A B M Faruquee, Prof of Pharmacy Department and health activists, said in the past there was no food adulteration. “We should go for traditional preservation system if we want to save our future generation from food adulteration,” he said.

Prof Dr Mahmudur Rahman, Director of the Institute of Epidemiological Disease Control and Research said “We have found different types of pesticides in fruits.

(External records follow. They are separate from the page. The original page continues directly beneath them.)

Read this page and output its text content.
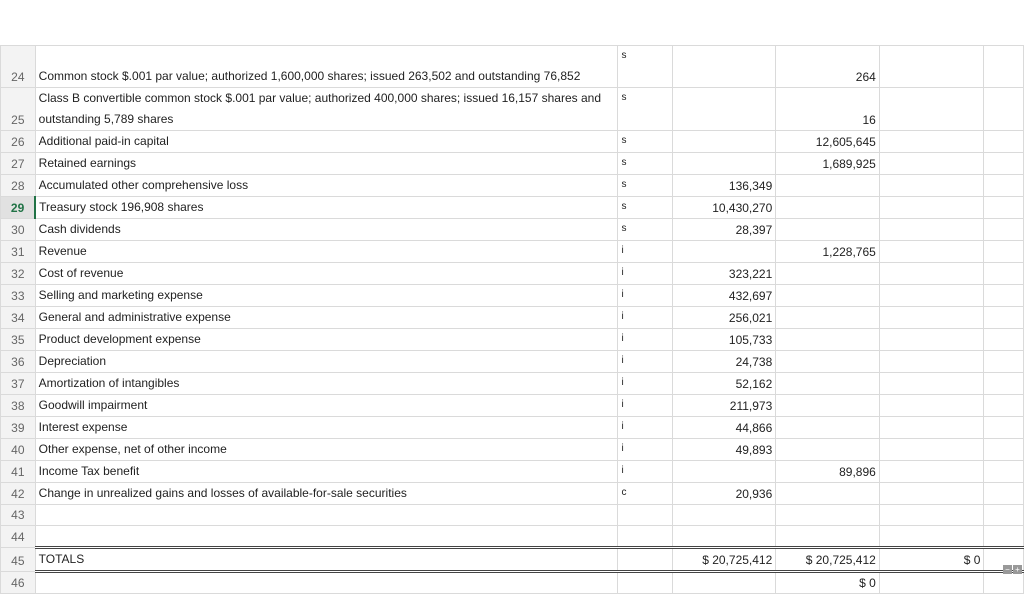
24	Common stock $.001 par value; authorized 1,600,000 shares; issued 263,502 and outstanding 76,852	s		264		
25	Class B convertible common stock $.001 par value; authorized 400,000 shares; issued 16,157 shares and outstanding 5,789 shares	s		16		
26	Additional paid-in capital	s		12,605,645		
27	Retained earnings	s		1,689,925		
28	Accumulated other comprehensive loss	s	136,349			
29	Treasury stock 196,908 shares	s	10,430,270			
30	Cash dividends	s	28,397			
31	Revenue	i		1,228,765		
32	Cost of revenue	i	323,221			
33	Selling and marketing expense	i	432,697			
34	General and administrative expense	i	256,021			
35	Product development expense	i	105,733			
36	Depreciation	i	24,738			
37	Amortization of intangibles	i	52,162			
38	Goodwill impairment	i	211,973			
39	Interest expense	i	44,866			
40	Other expense, net of other income	i	49,893			
41	Income Tax benefit	i		89,896		
42	Change in unrealized gains and losses of available-for-sale securities	c	20,936			
43						
44						
45	TOTALS		$ 20,725,412	$ 20,725,412	$ 0	
46				$ 0		
− +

Last year several children died after eating litchi from litchi gardens.”

While visiting the National Food Safety Laboratory on Thursday this correspondent saw for himself the high-tech machinery like High-performance Liquid Chromatography, High-performance Thin Layer Chromatography, Atomic Absorption Spectroscopy, Liquid Chromatography-Mass Spectrometry, and Gas Chromatography-Mass Spectrometry machines.

Prof Dr Shah Monir Hossain, ex-Director General of the health services and Senior National Adviser of FAO and food safety programme said the laboratory is almost ready but it is not yet functioning due to shortage of manpower. “It is not possible to start this high-tech lab without expert people.”

He said at the beginning of the project the EU provided financial assistance. But now the Netherland government is giving financial support through FAO to the health ministry to improve food safety in Bangladesh. A national food safety policy has been finalised by experts to ensure food safety. It might be sent to parliament very soon. The laboratory will start functioning regularly from August, he hoped.